Atualizado: 8 de jun. de 2024

A hora da estrela, capa. Macabéa e flor

Você já se sentiu como um peixe fora d’água? Ou, ainda pior, sentiu-se sozinho no mundo e com a sensação de que as coisas escolheram não dar tão certo para você? Não se desanime,  porque, pelo menos, você não é Macabéa, a personagem principal de A Hora da Estrela, longa lançado em 1985.


Antes de tudo, é impossível falar de A Hora da Estrela sem falar de Clarice Lispector.

O filme é baseado no livro homônimo da autora, lançado em 1977, e conta a história da miserável e ingênua Macabéa, uma jovem nordestina de 19 anos que, após a morte da sua tia, passa a morar no Rio de Janeiro, arruma um emprego de datilógrafa e começa a dividir uma pensão com outras mulheres. 


O filme, contudo, marcou a estreia de Suzana Amaral como diretora e se consagrou como um clássico do cinema brasileiro, e, graças ao trabalho do projeto Sessão Vitrine Petrobras e do apoio da Cinemateca Brasileira, o filme foi agraciado com um trabalho incrível de remasterização, que proporcionou um tratamento excepcional em relação às cores e à qualidade da imagem. Mesmo que a captação do áudio tenha melhorado muito em relação à primeira versão, ainda deixa um pouco a desejar. Porém, arrisco a dizer que, para quem irá assistir a versão remasterizada pela primeira vez, talvez acredite que o longa lançado há quase 40 anos seja uma produção atual. 

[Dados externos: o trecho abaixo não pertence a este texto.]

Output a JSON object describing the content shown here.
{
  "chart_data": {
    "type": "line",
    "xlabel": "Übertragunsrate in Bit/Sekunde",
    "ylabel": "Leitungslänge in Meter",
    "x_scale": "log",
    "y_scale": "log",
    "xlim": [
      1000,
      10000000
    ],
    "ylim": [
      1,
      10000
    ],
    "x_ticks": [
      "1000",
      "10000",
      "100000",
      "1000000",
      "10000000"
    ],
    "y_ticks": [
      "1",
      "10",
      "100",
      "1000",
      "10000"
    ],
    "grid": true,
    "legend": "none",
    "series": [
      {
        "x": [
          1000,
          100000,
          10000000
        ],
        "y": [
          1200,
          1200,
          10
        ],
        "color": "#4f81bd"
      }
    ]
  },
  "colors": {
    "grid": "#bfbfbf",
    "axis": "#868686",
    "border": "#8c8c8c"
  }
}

Quase coincidentemente e um mês após da mais recente adaptação de um romance de Lispector para as telonas – A Paixão Segundo G.H –, o relançamento de A Hora da Estrela nos proporciona uma visão destoante entre as duas personagens femininas, e com roupagens diferentes também: enquanto G.H se desdobra em meio suas próprias reflexões e busca extrair o máximo de sua própria individualidade (e estranheza) em relação ao outro, Macabéa é o que é – e o antro de sua narrativa, é justamente ela não saber com certeza o que ela é


Diferentemente de G.H, que é uma mulher da elite carioca, a protagonista de A Hora da Estrela é caracterizada com um estereótipo nordestino (ou nortista, como a Macabéa do filme enfatiza) quase doloroso – desde a animalização de Macabéa, quase traduzida em um personagem típico de Graciliano Ramos, com hábitos considerados sujos e “sem jeito” quanto à clássica narrativa migratória das pessoas que vão para a capital em busca de melhores condições de vida.

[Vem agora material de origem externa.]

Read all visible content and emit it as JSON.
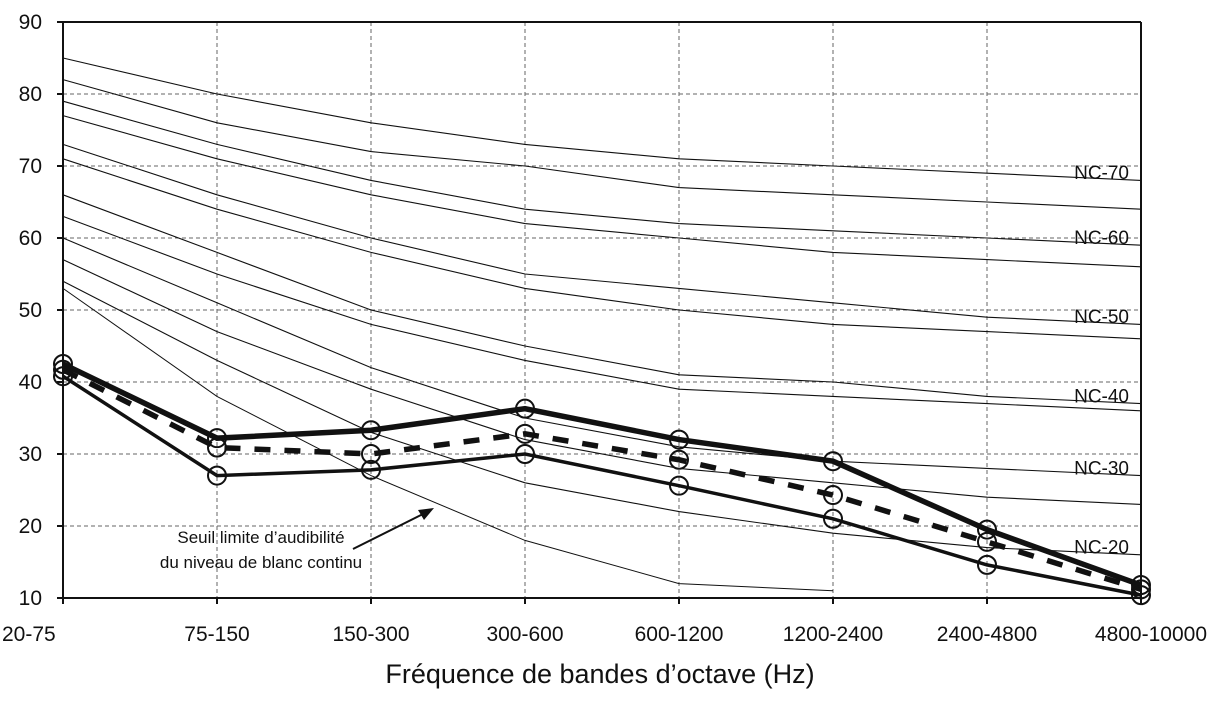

Sendo órfã, vinda de origem humilde, semi-analfabeta e tendo uma criação puxada pela tia, a singularidade de Macabéa é justificada ao longo de sua história: é vista como desajeitada, suja, e “feia como um maracujá de gaveta”, todos os traços que a fazem se destacar, ou melhor, não se destacar em relação às outras mulheres de sua faixa de idade. A Macabéa desenhada por Clarice Lispector, traduzida por Suzana Amaral e interpretada pela incrível Marcelia Cartaxo, tem, como maior traço de personalidade, a ausência da noção do “eu”. 

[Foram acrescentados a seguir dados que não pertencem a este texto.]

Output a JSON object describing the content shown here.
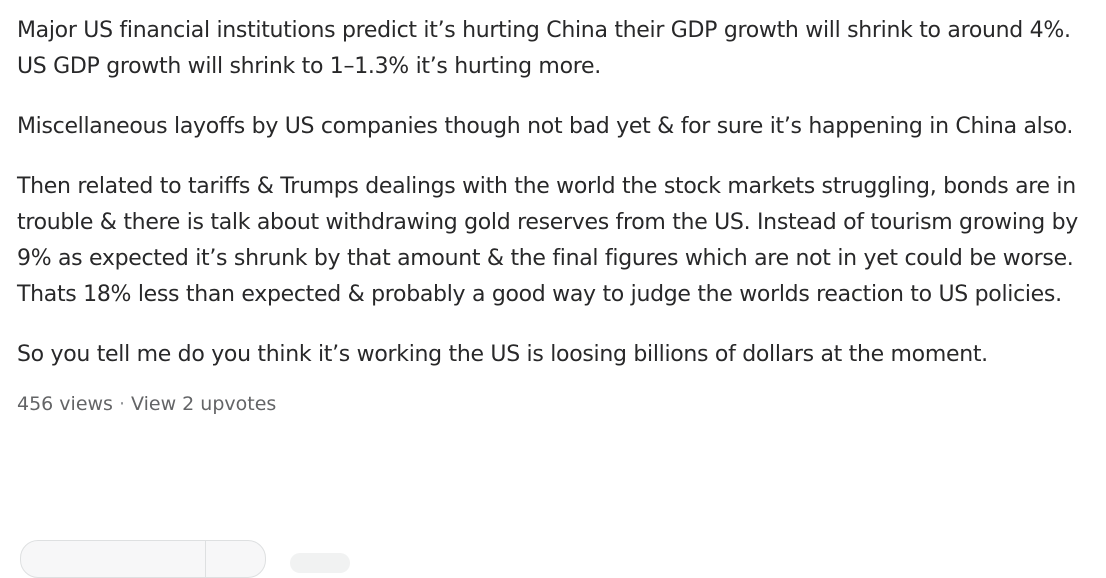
{
  "post": {
    "paragraphs": [
      "Major US financial institutions predict it’s hurting China their GDP growth will shrink to around 4%. US GDP growth will shrink to 1–1.3% it’s hurting more.",
      "Miscellaneous layoffs by US companies though not bad yet & for sure it’s happening in China also.",
      "Then related to tariffs & Trumps dealings with the world the stock markets struggling, bonds are in trouble & there is talk about withdrawing gold reserves from the US. Instead of tourism growing by 9% as expected it’s shrunk by that amount & the final figures which are not in yet could be worse. Thats 18% less than expected & probably a good way to judge the worlds reaction to US policies.",
      "So you tell me do you think it’s working the US is loosing billions of dollars at the moment."
    ],
    "meta": {
      "views": "456 views",
      "separator": "·",
      "upvotes_link": "View 2 upvotes"
    }
  }
}
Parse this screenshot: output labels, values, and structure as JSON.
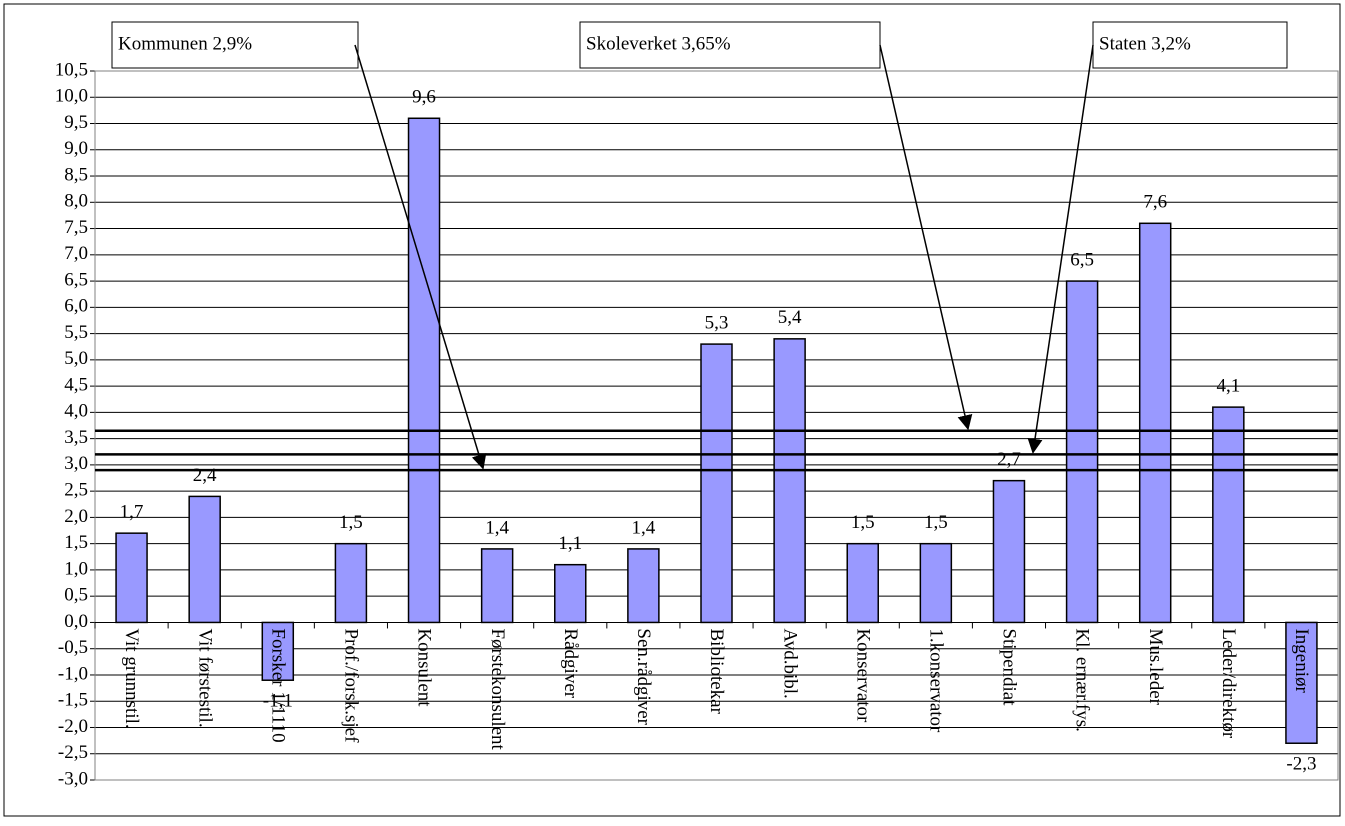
{
  "chart_data": {
    "type": "bar",
    "categories": [
      "Vit grunnstil.",
      "Vit førstestil.",
      "Forsker 1/1110",
      "Prof./forsk.sjef",
      "Konsulent",
      "Førstekonsulent",
      "Rådgiver",
      "Sen.rådgiver",
      "Bibliotekar",
      "Avd.bibl.",
      "Konservator",
      "1.konservator",
      "Stipendiat",
      "Kl. ernær.fys.",
      "Mus.leder",
      "Leder/direktør",
      "Ingeniør"
    ],
    "values": [
      1.7,
      2.4,
      -1.1,
      1.5,
      9.6,
      1.4,
      1.1,
      1.4,
      5.3,
      5.4,
      1.5,
      1.5,
      2.7,
      6.5,
      7.6,
      4.1,
      -2.3
    ],
    "value_labels": [
      "1,7",
      "2,4",
      "-1,1",
      "1,5",
      "9,6",
      "1,4",
      "1,1",
      "1,4",
      "5,3",
      "5,4",
      "1,5",
      "1,5",
      "2,7",
      "6,5",
      "7,6",
      "4,1",
      "-2,3"
    ],
    "color": "#9999ff",
    "ylim": [
      -3,
      10.5
    ],
    "yticks": [
      {
        "value": 10.5,
        "label": "10,5"
      },
      {
        "value": 10,
        "label": "10,0"
      },
      {
        "value": 9.5,
        "label": "9,5"
      },
      {
        "value": 9,
        "label": "9,0"
      },
      {
        "value": 8.5,
        "label": "8,5"
      },
      {
        "value": 8,
        "label": "8,0"
      },
      {
        "value": 7.5,
        "label": "7,5"
      },
      {
        "value": 7,
        "label": "7,0"
      },
      {
        "value": 6.5,
        "label": "6,5"
      },
      {
        "value": 6,
        "label": "6,0"
      },
      {
        "value": 5.5,
        "label": "5,5"
      },
      {
        "value": 5,
        "label": "5,0"
      },
      {
        "value": 4.5,
        "label": "4,5"
      },
      {
        "value": 4,
        "label": "4,0"
      },
      {
        "value": 3.5,
        "label": "3,5"
      },
      {
        "value": 3,
        "label": "3,0"
      },
      {
        "value": 2.5,
        "label": "2,5"
      },
      {
        "value": 2,
        "label": "2,0"
      },
      {
        "value": 1.5,
        "label": "1,5"
      },
      {
        "value": 1,
        "label": "1,0"
      },
      {
        "value": 0.5,
        "label": "0,5"
      },
      {
        "value": 0,
        "label": "0,0"
      },
      {
        "value": -0.5,
        "label": "-0,5"
      },
      {
        "value": -1,
        "label": "-1,0"
      },
      {
        "value": -1.5,
        "label": "-1,5"
      },
      {
        "value": -2,
        "label": "-2,0"
      },
      {
        "value": -2.5,
        "label": "-2,5"
      },
      {
        "value": -3,
        "label": "-3,0"
      }
    ],
    "grid": true,
    "reference_lines": [
      {
        "label": "Kommunen 2,9%",
        "value": 2.9
      },
      {
        "label": "Skoleverket 3,65%",
        "value": 3.65
      },
      {
        "label": "Staten 3,2%",
        "value": 3.2
      }
    ]
  }
}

Toda essa construção propositalmente miserável proporciona a quem acompanha a saga de Macabéa um olhar um tanto penoso, que torna a personagem tão infeliz a ponto de compadecer quem assiste, quanto um pouco relacionável – para quem é mulher, interiorana e nordestina como eu, pessoalmente, é quase impossível não calçar os sapatos da pobre Macabéa.


É nítido concluir que a composição dessa personagem parte da precariedade. Está sozinha em um lugar novo, não possui bens materiais e tampouco relações consideravelmente próximas de outras pessoas. Seu desajuste é consequência, portanto, da carência do afeto e do abandono emocional em sua criação. É solitária, e a sua ignorância faz com que, amargamente, não reconheça isso, gerando pensamentos de reafirmação de identidade que se baseiam em: “Sou datilógrafa, sou virgem, e gosto de Coca-Cola.”


Macabéa se olha no espelho e se imagina com vestido de noiva
Imagem: Reprodução

Há uma maneira particular de como a solidão da protagonista é retratada no longa. Em A Paixão Segundo G.H, o romance de Lispector é exposto em primeira pessoa, explorando as diversas facetas da protagonista. No livro A Hora da Estrela, há a presença do narrador Rodrigo S.M, uma figura masculina que reforça, inclusive, o contraste que humaniza ainda mais Macabéa como mulher – e como miserável. 


Na adaptação, o narrador é dispensado, fazendo com que o trabalho em ilustrar as diferenças sociais se faça por meio dos recursos cinematográficos: há o jogo de câmera que brinca com a ideia de submissão – mas ainda, de centralidade – entre Macabéa, os homens, as personagens femininas e ela mesma, que por vezes aparece como um reflexo literal da sua própria vulnerabilidade. 


A figura de um gato também não foi posta à toa – o gato, que por vezes aparece isolado e no centro da tela, é utilizado para representar o abandono da protagonista, tal como sua individualidade e suficiência, visto que, assim como Macabéa, ele também está sozinho.

Gato que representa a solidão de Macabéa em A Hora da Estrela, Clarice Lispector
Imagem: Reprodução

E mesmo que no filme o trabalho de sonoplastia peque em não dar uma universalidade um tanto mais densa à vida de Macabéa, tão bem executada na escrita de Clarice, Macabéa ainda tem uma relação com a música. Não conhece a palavra “cultura”, mas não deixa de se curtir e de se emocionar ao ouvir música clássica no rádio – A valsa Danúbio Azul é posta em dois momentos do filme, inclusive: o primeiro, em uma cena em que Macabéa dança alegre em seu quarto, e, o segundo, de uma maneira cínica, é utilizada para finalizar o enredo da protagonista. 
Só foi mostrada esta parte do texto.